SMITH, Kurt, The Descartes Dictionary, London-New York, Bloomsbury, 2015, x-131 p.

Deux dictionnaires consacrés à D. et au cartésianisme sont parus cette année. Ou plutôt, la seconde édition d’un dictionnaire déjà reconnu (celui de R. Ariew, D. Des Chenne, D. Jesseph, T. Schmaltz et T. Verbeek) et un petit lexique. De dimensions très distinctes, ces deux ouvrages ne s’adressent pas au même public et, de ce fait, n’offrent guère le même contenu. Commençons par le second, The Descartes Dictionary de K. Smith, qui se présente explicitement comme un travail destiné aux étudiants (anglo-saxons) de premier cycle, peu familiers avec l’histoire de la philosophie en général et du cartésianisme en particulier. À ce titre, il s’ouvre sur une présentation rapide de la vie et de la philosophie de D., passablement convenue et, comme c’est presque inévitable pour ce genre d’exercice, en partie discutable, puisqu’elle fait fond sur la fameuse ontologie dualiste attribuée à notre auteur, s’interroge sur l’articulation de l’épistémologie et de la métaphysique et sur la présence éventuelle d’une morale définitive dans les œuvres publiées (p. 1-28).

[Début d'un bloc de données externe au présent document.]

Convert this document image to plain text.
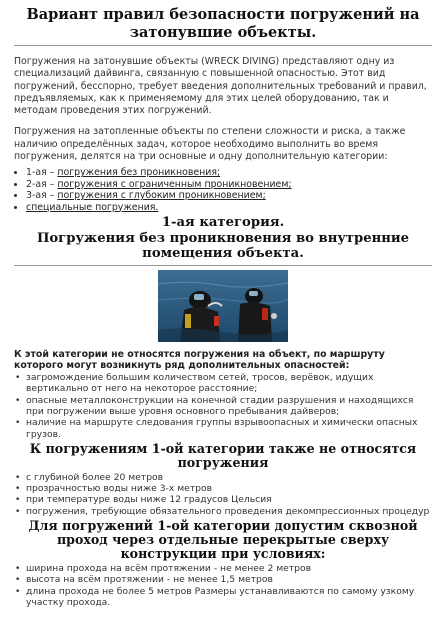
Вариант правил безопасности погружений на затонувшие объекты.

Погружения на затонувшие объекты (WRECK DIVING) представляют одну из специализаций дайвинга, связанную с повышенной опасностью. Этот вид погружений, бесспорно, требует введения дополнительных требований и правил, предъявляемых, как к применяемому для этих целей оборудованию, так и методам проведения этих погружений.

Погружения на затопленные объекты по степени сложности и риска, а также наличию определённых задач, которое необходимо выполнить во время погружения, делятся на три основные и одну дополнительную категории:

• 1-ая – погружения без проникновения;
• 2-ая – погружения с ограниченным проникновением;
• 3-ая – погружения с глубоким проникновением;
• специальные погружения.
1-ая категория.
Погружения без проникновения во внутренние помещения объекта.

К этой категории не относятся погружения на объект, по маршруту которого могут возникнуть ряд дополнительных опасностей:

• загромождение большим количеством сетей, тросов, верёвок, идущих вертикально от него на некоторое расстояние;
• опасные металлоконструкции на конечной стадии разрушения и находящихся при погружении выше уровня основного пребывания дайверов;
• наличие на маршруте следования группы взрывоопасных и химически опасных грузов.
К погружениям 1-ой категории также не относятся погружения
• с глубиной более 20 метров
• прозрачностью воды ниже 3-х метров
• при температуре воды ниже 12 градусов Цельсия
• погружения, требующие обязательного проведения декомпрессионных процедур
Для погружений 1-ой категории допустим сквозной проход через отдельные перекрытые сверху конструкции при условиях:
• ширина прохода на всём протяжении - не менее 2 метров
• высота на всём протяжении - не менее 1,5 метров
• длина прохода не более 5 метров Размеры устанавливаются по самому узкому участку прохода.
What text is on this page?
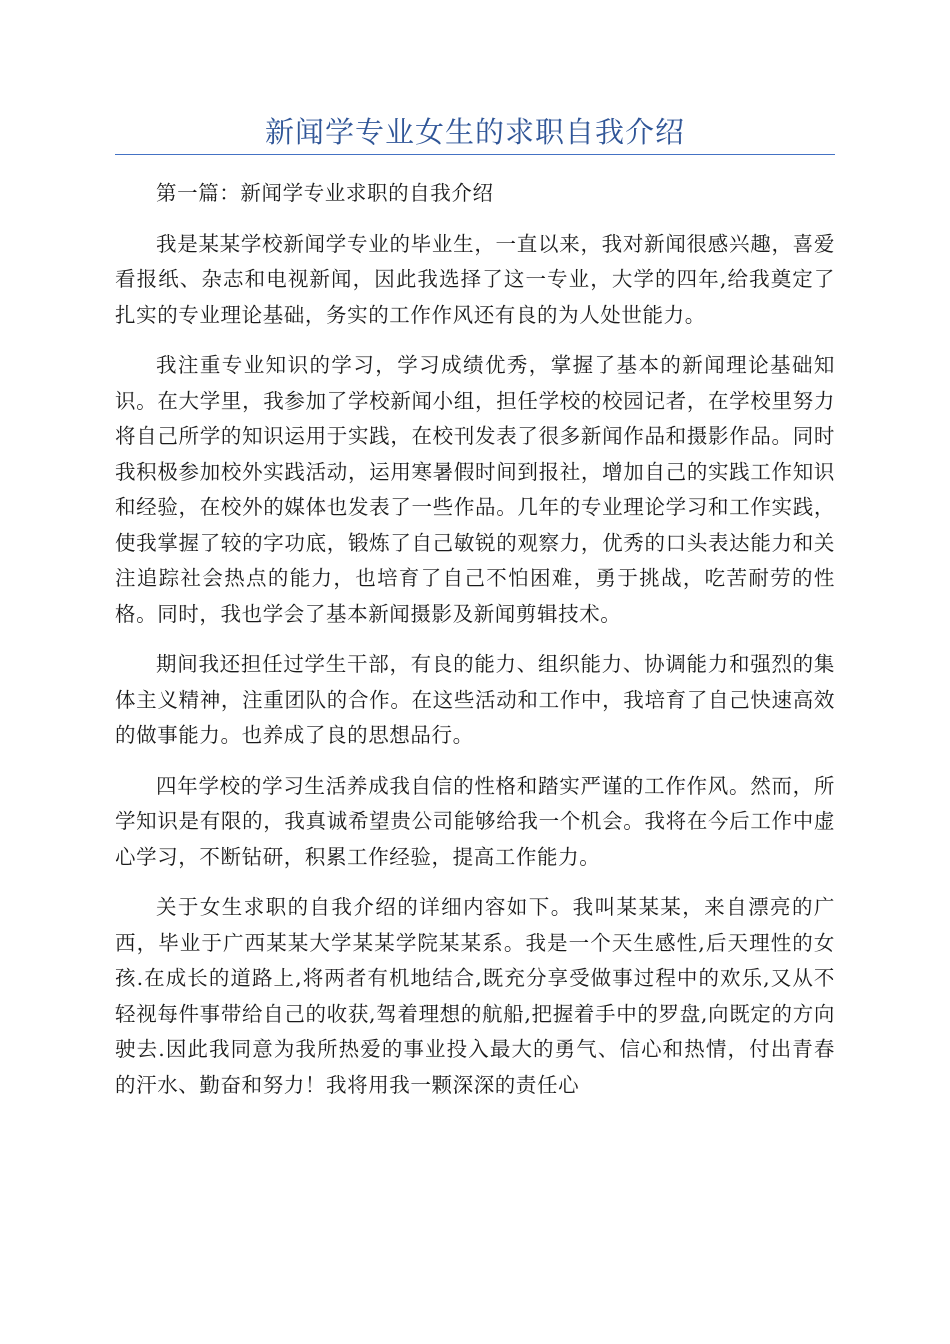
新闻学专业女生的求职自我介绍

第一篇：新闻学专业求职的自我介绍

我是某某学校新闻学专业的毕业生，一直以来，我对新闻很感兴趣，喜爱看报纸、杂志和电视新闻，因此我选择了这一专业，大学的四年,给我奠定了扎实的专业理论基础，务实的工作作风还有良的为人处世能力。

我注重专业知识的学习，学习成绩优秀，掌握了基本的新闻理论基础知识。在大学里，我参加了学校新闻小组，担任学校的校园记者，在学校里努力将自己所学的知识运用于实践，在校刊发表了很多新闻作品和摄影作品。同时我积极参加校外实践活动，运用寒暑假时间到报社，增加自己的实践工作知识和经验，在校外的媒体也发表了一些作品。几年的专业理论学习和工作实践，使我掌握了较的字功底，锻炼了自己敏锐的观察力，优秀的口头表达能力和关注追踪社会热点的能力，也培育了自己不怕困难，勇于挑战，吃苦耐劳的性格。同时，我也学会了基本新闻摄影及新闻剪辑技术。

期间我还担任过学生干部，有良的能力、组织能力、协调能力和强烈的集体主义精神，注重团队的合作。在这些活动和工作中，我培育了自己快速高效的做事能力。也养成了良的思想品行。

四年学校的学习生活养成我自信的性格和踏实严谨的工作作风。然而，所学知识是有限的，我真诚希望贵公司能够给我一个机会。我将在今后工作中虚心学习，不断钻研，积累工作经验，提高工作能力。

关于女生求职的自我介绍的详细内容如下。我叫某某某，来自漂亮的广西，毕业于广西某某大学某某学院某某系。我是一个天生感性,后天理性的女孩.在成长的道路上,将两者有机地结合,既充分享受做事过程中的欢乐,又从不轻视每件事带给自己的收获,驾着理想的航船,把握着手中的罗盘,向既定的方向驶去.因此我同意为我所热爱的事业投入最大的勇气、信心和热情，付出青春的汗水、勤奋和努力！我将用我一颗深深的责任心
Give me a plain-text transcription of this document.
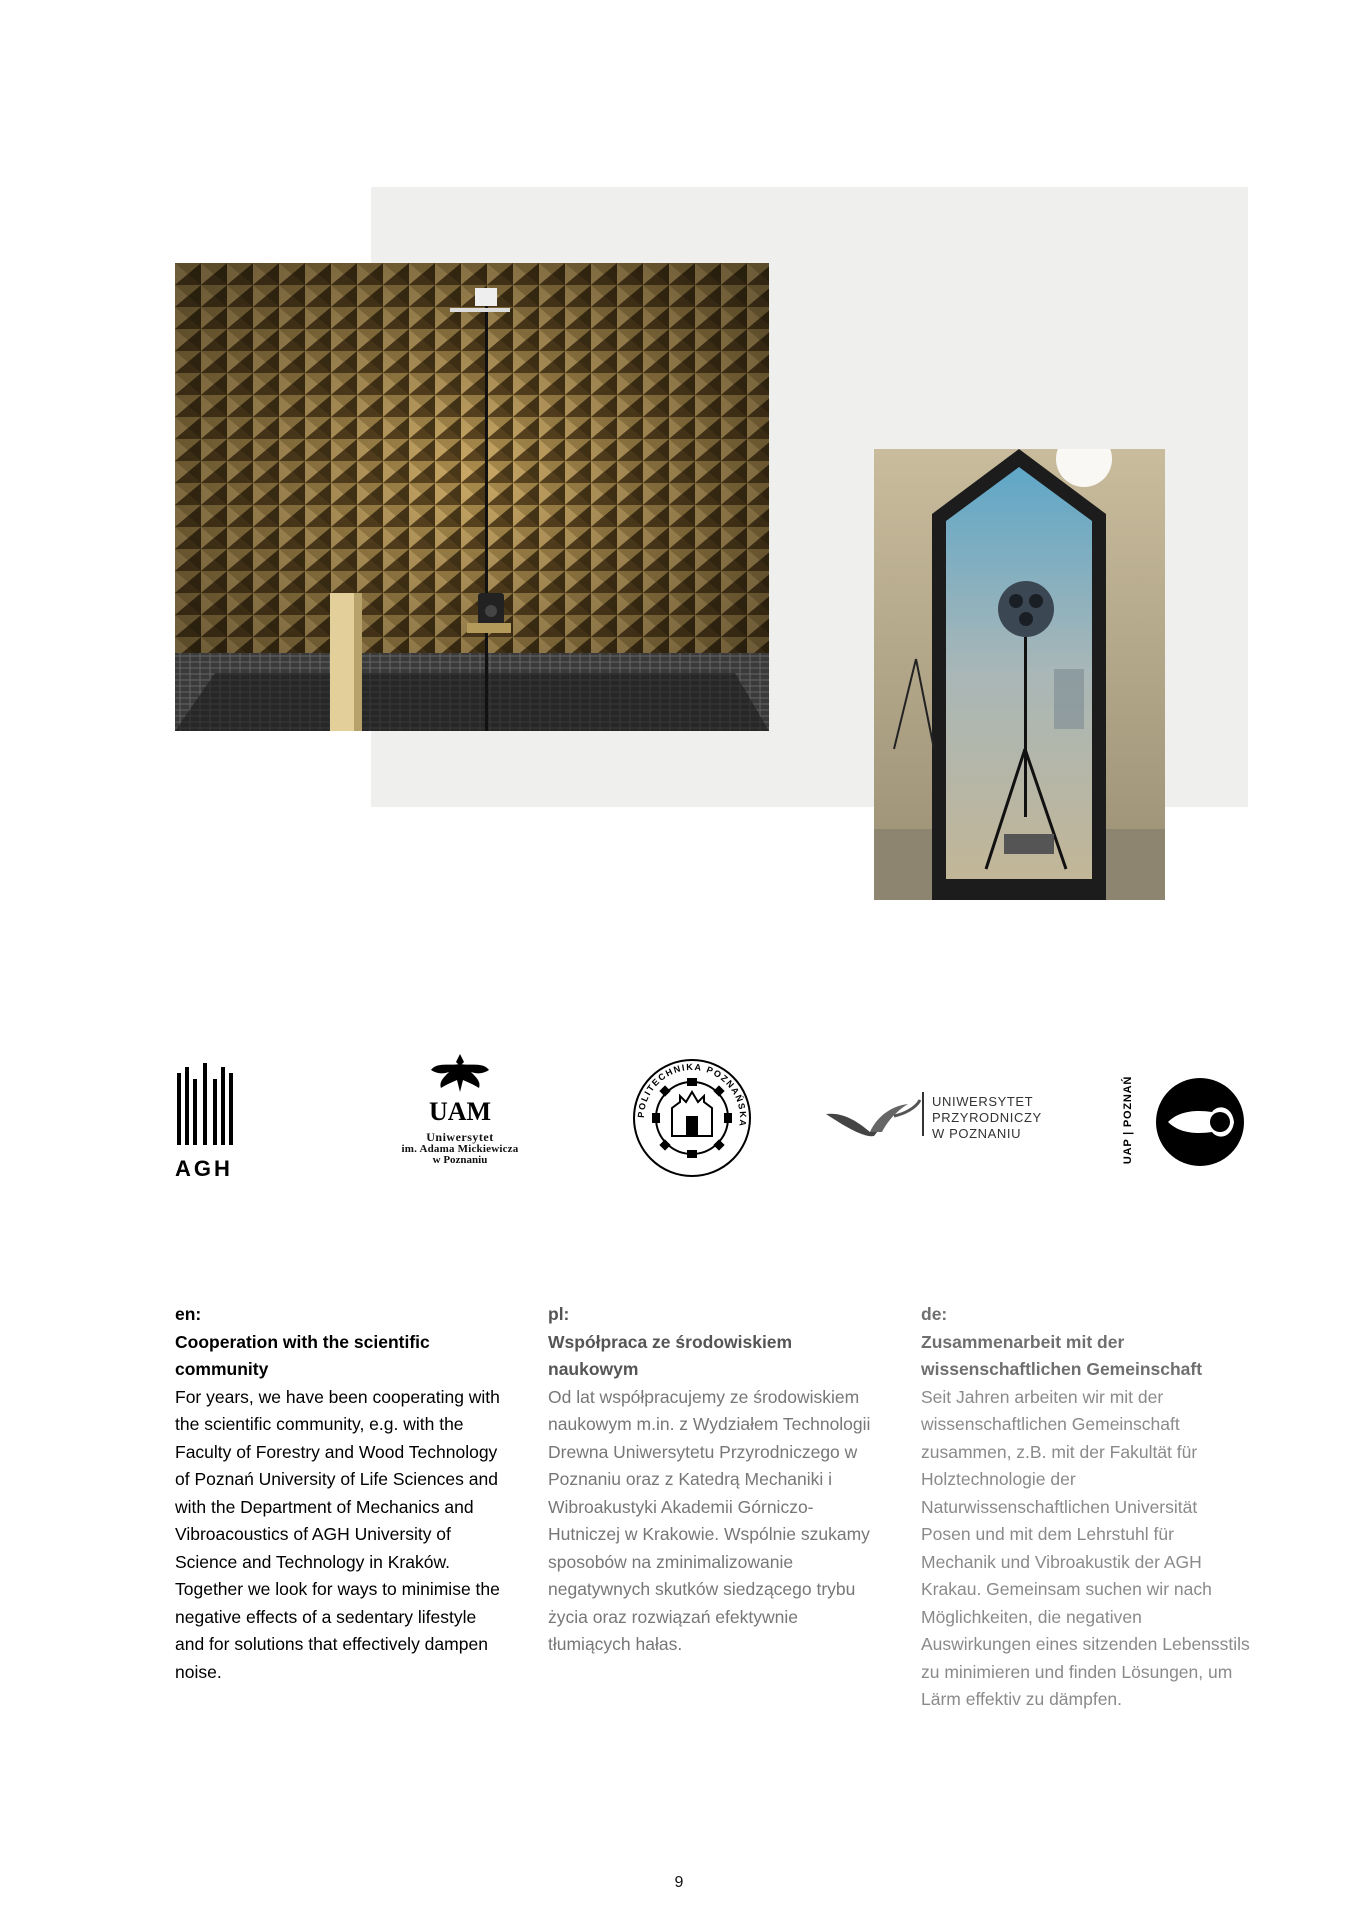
AGH
UAM
Uniwersytet
im. Adama Mickiewicza
w Poznaniu
POLITECHNIKA POZNAŃSKA
UNIWERSYTET
PRZYRODNICZY
W POZNANIU	UAP | POZNAŃ

en:

Cooperation with the scientific community

For years, we have been cooperating with the scientific community, e.g. with the Faculty of Forestry and Wood Technology of Poznań University of Life Sciences and with the Department of Mechanics and Vibroacoustics of AGH University of Science and Technology in Kraków. Together we look for ways to minimise the negative effects of a sedentary lifestyle and for solutions that effectively dampen noise.

pl:

Współpraca ze środowiskiem naukowym

Od lat współpracujemy ze środowiskiem naukowym m.in. z Wydziałem Technologii Drewna Uniwersytetu Przyrodniczego w Poznaniu oraz z Katedrą Mechaniki i Wibroakustyki Akademii Górniczo-Hutniczej w Krakowie. Wspólnie szukamy sposobów na zminimalizowanie negatywnych skutków siedzącego trybu życia oraz rozwiązań efektywnie tłumiących hałas.

de:

Zusammenarbeit mit der wissenschaftlichen Gemeinschaft

Seit Jahren arbeiten wir mit der wissenschaftlichen Gemeinschaft zusammen, z.B. mit der Fakultät für Holztechnologie der Naturwissenschaftlichen Universität Posen und mit dem Lehrstuhl für Mechanik und Vibroakustik der AGH Krakau. Gemeinsam suchen wir nach Möglichkeiten, die negativen Auswirkungen eines sitzenden Lebensstils zu minimieren und finden Lösungen, um Lärm effektiv zu dämpfen.

9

Elle s’achève sur autre pages consacrées au statut attribué à D. dans les salles de cours et met notamment en valeur le rapport conflictuel de Russell à notre philosophe, soulignant ainsi que ce lexique s’adresse principalement aux étudiants « analytiques », plutôt rompus aux discussions d’arguments appréhendés pour eux-mêmes qu’à la recherche de la source historique d’une querelle ou d’une idée. Les entrées de ce petit dictionnaire se devaient donc d’être sobres, synthétiques et non surchargées de références au corpus ou à la littérature secondaire, tout en étant suffisamment suggestives pour inciter les curieux à pousser plus avant leurs recherches. Force est de constater qu’elles remplissent le plus souvent honorablement ce rôle.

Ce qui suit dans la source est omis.